Another glaringly negative test at 5:30
my temp still high (progesterone)
So, I called the clinic this morning and left a message asking explicitly for a blood test and advice. (I called again a little while ago). I admit I hoped to hear back long before now, but I guess not.
and then, later in the morning
I had a little spotting, pinkish, reddish, clearish..
then none for a long while
then a little more than that, brownish this time, clearish....
I simply think my period is trying to come.
So if I had to call it? I'd call it done.
If I don't hear back, I'll test again tonight, then if negative, I'll skip the night progesterone, and just let my period come.
A CD1 lets me try again, maybe not this cycle, maybe I have to wait one out in terms of ART.
I am feeling a fine mix of resigned, exasperated, frustrated, discouraged and the tiniest slice of insane hope.
The spotting felt like a punch in the gut. But I cannot say it was surprising.

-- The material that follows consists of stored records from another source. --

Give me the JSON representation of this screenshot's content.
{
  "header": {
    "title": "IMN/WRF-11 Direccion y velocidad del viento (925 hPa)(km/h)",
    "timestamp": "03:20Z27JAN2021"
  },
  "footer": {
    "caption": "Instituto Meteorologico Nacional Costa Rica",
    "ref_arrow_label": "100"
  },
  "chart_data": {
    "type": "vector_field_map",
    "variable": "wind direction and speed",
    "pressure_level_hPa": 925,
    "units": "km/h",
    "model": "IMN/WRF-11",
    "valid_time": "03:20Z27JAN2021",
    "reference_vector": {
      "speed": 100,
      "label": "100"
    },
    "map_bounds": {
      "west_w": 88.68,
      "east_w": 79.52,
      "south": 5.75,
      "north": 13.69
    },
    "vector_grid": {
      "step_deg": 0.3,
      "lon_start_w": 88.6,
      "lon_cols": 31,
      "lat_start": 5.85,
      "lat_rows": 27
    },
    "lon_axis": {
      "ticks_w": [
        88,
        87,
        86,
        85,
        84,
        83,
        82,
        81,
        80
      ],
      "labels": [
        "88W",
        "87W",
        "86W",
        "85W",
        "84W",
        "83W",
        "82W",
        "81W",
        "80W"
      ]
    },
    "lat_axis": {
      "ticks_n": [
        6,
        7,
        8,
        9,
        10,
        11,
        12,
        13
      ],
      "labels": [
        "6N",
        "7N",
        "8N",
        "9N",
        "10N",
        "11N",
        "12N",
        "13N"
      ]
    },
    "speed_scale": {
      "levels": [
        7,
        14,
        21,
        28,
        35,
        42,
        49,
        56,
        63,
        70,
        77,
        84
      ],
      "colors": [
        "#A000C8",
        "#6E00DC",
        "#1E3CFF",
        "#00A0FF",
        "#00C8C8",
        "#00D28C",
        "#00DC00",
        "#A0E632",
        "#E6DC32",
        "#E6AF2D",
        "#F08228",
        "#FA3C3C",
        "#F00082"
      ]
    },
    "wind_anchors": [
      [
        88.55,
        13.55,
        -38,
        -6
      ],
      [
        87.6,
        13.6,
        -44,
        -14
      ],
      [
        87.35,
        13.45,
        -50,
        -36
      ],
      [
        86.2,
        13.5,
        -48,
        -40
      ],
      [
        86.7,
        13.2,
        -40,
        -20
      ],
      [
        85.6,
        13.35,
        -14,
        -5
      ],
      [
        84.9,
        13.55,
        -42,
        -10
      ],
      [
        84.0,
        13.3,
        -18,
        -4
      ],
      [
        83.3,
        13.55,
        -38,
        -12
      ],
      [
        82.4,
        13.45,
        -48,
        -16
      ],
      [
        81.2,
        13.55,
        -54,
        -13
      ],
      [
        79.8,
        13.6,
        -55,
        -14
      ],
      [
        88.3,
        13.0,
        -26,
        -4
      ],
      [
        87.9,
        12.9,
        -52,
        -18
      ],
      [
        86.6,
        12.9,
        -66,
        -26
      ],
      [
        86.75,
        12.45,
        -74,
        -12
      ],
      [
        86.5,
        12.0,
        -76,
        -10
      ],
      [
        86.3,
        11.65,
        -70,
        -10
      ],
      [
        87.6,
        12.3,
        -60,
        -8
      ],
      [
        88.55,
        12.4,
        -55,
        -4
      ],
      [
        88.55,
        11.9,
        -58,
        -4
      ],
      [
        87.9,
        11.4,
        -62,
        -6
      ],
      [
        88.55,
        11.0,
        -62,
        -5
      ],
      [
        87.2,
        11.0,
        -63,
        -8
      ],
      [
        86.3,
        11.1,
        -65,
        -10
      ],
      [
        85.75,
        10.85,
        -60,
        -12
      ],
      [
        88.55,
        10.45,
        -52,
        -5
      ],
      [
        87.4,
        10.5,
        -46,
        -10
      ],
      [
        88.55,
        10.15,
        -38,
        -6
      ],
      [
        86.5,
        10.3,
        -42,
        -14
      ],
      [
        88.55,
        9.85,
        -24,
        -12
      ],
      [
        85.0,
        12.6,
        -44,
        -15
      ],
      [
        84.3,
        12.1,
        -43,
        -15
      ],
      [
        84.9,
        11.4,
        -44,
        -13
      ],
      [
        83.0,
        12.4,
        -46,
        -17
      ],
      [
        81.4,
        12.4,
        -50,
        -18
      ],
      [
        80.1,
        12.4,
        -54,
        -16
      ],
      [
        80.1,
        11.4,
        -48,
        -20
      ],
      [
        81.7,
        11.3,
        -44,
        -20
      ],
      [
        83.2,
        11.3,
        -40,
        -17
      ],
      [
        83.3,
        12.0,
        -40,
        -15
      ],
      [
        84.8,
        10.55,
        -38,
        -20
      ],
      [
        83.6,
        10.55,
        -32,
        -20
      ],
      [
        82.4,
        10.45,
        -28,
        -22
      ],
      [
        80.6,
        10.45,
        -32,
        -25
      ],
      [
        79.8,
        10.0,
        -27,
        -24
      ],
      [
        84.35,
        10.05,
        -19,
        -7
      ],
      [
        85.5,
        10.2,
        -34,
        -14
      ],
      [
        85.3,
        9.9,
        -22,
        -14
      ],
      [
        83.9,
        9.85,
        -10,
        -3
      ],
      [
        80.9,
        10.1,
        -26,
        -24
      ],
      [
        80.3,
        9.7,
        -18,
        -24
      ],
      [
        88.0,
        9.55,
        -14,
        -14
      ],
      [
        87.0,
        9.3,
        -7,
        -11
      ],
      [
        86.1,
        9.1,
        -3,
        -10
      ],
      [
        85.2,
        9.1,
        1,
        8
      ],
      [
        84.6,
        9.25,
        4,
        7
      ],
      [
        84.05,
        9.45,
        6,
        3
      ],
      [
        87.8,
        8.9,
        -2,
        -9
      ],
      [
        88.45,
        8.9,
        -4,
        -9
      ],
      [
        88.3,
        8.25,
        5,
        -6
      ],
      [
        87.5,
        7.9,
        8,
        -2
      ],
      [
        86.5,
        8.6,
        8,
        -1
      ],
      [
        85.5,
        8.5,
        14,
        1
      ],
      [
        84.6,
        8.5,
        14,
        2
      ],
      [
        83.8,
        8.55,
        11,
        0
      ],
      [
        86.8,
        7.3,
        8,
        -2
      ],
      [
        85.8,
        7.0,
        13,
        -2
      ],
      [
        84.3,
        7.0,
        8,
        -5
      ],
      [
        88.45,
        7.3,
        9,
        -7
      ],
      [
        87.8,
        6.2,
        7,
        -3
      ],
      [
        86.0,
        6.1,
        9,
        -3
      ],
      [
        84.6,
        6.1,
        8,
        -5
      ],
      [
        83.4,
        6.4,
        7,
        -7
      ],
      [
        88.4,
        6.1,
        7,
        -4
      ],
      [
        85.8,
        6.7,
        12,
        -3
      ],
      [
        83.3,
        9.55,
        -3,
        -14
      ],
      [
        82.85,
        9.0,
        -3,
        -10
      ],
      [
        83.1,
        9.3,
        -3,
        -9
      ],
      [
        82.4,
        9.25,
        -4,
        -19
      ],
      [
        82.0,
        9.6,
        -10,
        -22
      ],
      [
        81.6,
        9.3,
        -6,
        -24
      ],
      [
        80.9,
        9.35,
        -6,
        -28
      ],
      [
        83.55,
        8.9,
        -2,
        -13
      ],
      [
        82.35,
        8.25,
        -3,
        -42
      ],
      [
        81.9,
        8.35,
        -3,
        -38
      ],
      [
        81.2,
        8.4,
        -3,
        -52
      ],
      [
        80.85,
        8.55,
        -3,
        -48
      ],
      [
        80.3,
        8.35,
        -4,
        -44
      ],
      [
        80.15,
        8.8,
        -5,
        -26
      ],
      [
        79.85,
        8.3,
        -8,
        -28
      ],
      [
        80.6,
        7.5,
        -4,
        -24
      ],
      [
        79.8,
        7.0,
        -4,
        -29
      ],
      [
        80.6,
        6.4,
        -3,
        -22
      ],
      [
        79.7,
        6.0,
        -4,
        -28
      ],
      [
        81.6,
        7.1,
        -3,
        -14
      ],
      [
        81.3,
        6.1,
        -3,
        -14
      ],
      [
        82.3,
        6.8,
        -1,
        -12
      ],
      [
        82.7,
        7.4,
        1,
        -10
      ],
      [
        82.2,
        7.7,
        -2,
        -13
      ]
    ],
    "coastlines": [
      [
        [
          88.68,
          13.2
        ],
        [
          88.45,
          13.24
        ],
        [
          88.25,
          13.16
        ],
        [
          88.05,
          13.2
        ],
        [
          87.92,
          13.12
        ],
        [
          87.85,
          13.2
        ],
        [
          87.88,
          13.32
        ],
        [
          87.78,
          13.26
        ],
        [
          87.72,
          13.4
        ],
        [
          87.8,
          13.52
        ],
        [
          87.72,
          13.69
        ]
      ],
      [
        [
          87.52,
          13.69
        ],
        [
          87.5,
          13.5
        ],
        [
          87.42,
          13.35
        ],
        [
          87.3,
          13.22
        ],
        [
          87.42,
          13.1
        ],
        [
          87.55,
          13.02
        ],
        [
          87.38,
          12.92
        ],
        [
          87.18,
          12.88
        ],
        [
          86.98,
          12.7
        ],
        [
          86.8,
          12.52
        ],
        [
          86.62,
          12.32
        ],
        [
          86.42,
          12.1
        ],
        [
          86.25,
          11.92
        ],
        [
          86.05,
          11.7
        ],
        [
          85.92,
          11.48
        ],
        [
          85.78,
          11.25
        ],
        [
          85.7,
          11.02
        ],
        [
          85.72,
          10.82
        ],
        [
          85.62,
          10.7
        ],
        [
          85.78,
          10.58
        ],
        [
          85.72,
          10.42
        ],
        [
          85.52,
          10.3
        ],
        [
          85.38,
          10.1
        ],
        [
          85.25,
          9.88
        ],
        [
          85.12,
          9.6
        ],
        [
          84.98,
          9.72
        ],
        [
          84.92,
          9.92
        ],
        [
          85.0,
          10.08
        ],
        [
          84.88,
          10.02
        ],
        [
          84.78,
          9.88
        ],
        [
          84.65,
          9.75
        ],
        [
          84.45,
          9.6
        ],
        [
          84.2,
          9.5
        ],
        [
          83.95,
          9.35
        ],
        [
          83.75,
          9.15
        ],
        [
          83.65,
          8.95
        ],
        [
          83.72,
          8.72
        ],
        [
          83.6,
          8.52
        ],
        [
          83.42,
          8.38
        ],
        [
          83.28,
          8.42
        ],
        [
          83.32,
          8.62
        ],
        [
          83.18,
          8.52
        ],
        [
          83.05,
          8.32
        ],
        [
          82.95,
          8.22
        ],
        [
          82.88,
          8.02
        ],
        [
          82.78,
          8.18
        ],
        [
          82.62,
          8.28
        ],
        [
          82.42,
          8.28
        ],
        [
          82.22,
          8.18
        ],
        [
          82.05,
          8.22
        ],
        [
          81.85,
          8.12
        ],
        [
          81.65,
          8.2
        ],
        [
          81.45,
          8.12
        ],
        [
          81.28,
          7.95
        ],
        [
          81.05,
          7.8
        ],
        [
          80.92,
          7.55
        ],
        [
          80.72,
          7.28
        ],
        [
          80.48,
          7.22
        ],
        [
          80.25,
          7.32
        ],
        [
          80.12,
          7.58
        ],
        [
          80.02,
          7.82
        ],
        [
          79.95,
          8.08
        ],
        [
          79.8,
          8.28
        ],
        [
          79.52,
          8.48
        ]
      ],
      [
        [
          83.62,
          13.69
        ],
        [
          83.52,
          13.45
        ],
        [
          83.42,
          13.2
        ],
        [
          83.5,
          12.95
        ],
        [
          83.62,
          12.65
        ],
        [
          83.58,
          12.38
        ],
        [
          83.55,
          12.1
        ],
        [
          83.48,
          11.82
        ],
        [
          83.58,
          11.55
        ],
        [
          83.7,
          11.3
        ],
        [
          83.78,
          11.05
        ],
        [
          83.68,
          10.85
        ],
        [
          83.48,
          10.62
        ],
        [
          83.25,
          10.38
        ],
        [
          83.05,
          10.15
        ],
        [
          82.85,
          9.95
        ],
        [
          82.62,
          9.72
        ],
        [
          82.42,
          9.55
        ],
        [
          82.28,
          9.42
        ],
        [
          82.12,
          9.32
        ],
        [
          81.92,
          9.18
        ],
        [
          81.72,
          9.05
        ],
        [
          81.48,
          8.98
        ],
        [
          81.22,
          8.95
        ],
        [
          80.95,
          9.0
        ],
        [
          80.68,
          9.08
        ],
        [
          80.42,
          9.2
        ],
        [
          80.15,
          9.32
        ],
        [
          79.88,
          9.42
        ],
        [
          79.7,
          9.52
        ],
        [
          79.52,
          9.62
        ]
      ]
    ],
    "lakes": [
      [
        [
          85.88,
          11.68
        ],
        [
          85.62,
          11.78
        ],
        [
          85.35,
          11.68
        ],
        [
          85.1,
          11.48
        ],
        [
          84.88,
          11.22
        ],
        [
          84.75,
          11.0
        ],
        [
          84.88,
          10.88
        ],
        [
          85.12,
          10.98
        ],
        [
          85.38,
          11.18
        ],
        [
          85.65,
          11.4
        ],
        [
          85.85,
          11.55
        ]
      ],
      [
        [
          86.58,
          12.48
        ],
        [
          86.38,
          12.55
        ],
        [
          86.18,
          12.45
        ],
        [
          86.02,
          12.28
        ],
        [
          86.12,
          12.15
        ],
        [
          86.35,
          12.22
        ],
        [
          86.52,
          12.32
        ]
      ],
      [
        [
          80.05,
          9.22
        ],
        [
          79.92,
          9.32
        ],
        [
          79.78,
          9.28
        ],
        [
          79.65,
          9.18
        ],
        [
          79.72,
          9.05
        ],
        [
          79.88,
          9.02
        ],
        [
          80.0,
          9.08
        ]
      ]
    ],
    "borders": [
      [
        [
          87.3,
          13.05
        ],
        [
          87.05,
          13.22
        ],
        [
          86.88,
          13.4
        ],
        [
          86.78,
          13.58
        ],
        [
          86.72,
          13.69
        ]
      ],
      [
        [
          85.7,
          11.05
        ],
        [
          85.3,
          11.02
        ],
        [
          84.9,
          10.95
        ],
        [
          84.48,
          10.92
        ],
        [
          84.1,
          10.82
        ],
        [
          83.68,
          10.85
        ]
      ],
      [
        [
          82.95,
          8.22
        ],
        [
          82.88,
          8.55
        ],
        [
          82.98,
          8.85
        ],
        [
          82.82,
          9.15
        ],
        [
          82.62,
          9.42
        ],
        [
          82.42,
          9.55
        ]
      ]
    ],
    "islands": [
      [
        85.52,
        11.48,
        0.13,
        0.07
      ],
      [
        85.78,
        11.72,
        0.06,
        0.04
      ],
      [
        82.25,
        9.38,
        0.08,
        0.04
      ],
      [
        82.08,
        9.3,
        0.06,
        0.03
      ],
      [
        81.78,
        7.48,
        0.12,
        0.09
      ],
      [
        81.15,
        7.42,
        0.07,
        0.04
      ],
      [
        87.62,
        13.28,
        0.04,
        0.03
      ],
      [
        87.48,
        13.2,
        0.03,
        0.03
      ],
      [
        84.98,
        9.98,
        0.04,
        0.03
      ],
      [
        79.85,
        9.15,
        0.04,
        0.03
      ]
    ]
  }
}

Thanks to all of you for the amazing support and hopefulness. One of these days I hope to have a positive to report, I really do.
I know my blog is relatively new, but many of the folks I started with are pregnant. It is a great thing, a wonderful thing, the thing that SHOULD happen. And honestly? I am tired of building character in these particular ways. I am ready for a positive too. A pregnancy that sticks around and is normal.
So, I hope that will come. Just not this time.